Central bank digital currencies will meet the goals envisioned by their proponents only if they include private-sector participation, interoperability with the existing payments system and careful, deliberate design and implementation, a group of central banks that includes the Federal Reserve said yesterday. In a series of reports published by the Bank for International Settlements, the seven central banks representing major developed economies examined CBDC system design, user adoption and implications for financial stability.
The central banks “envisage CBDC ecosystems based on a broad public-private collaboration, i.e. a ‘tiered’ system where some roles would be carried out by the public sector and others by private entities,” they said. “A natural split in any tiered CBDC system would be for the central bank to be responsible for the core of the system to the extent that they could steer the system to deliver policy goals and a safe and efficient payment system.” A CBDC directly operated by the central bank would be “likely unsuitable” for those contributing to the reports, they added.
The banks added that a CBDC would need to be gradually and carefully introduced to avoid abrupt financial stability risks. “CBDC and certain new forms of digital money could also increase the latent risk of systemic bank runs,” the report said, noting that “this risk is reduced in the existing system through effective banking regulation, deposit insurance, and resolution frameworks.” CBDC could also be expected to erode insured banks’ deposit base, driving up their cost of funding and thus affecting lending; meanwhile, outflows of deposits from banks could require a CBDC-issuing central bank to boost its reserves through more lending or through asset purchases—further extending the economic reach of the central bank.

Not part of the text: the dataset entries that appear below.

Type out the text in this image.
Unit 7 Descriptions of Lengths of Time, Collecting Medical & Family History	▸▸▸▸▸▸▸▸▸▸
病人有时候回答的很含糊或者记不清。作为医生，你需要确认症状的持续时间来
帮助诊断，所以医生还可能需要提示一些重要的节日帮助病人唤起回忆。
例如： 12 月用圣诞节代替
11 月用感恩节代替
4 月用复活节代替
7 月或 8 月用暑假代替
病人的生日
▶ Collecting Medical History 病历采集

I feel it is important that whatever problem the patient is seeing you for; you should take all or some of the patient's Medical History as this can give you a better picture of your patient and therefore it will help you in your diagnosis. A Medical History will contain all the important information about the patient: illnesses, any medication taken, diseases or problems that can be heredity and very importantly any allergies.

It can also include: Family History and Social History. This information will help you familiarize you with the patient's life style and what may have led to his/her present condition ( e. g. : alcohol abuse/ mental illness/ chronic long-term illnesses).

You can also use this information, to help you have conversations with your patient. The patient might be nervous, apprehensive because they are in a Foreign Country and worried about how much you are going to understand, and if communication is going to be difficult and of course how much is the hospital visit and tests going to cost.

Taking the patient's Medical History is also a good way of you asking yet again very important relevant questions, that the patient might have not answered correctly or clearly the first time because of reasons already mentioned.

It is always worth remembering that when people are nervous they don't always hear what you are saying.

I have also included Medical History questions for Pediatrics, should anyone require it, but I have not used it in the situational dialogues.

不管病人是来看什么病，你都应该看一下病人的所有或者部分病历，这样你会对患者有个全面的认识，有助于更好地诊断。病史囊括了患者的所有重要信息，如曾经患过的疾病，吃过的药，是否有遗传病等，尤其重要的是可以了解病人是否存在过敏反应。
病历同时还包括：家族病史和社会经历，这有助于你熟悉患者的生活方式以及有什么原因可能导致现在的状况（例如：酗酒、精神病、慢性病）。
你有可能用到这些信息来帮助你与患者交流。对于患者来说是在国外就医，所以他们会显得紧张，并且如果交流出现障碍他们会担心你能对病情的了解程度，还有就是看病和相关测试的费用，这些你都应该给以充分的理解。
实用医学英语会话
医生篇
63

If any of the central banks did issue one, “in most cases the actual introduction of CBDC could be some years away,” they said. “In the interim providers of private money and tokens are expected to continuing developing and expanding their service offerings.” ABA noted this dynamic in a recent statement for the record. “Given the additional complexity, delay, and transition costs involved in creating a new form of money, there are strong efficiency interests that suggest CBDC should only be pursued as a final option to meet clearly-defined public policy goals that cannot be achieved through payments innovations that leverage existing digital dollars,” ABA said. “As of today, those use cases have not emerged.”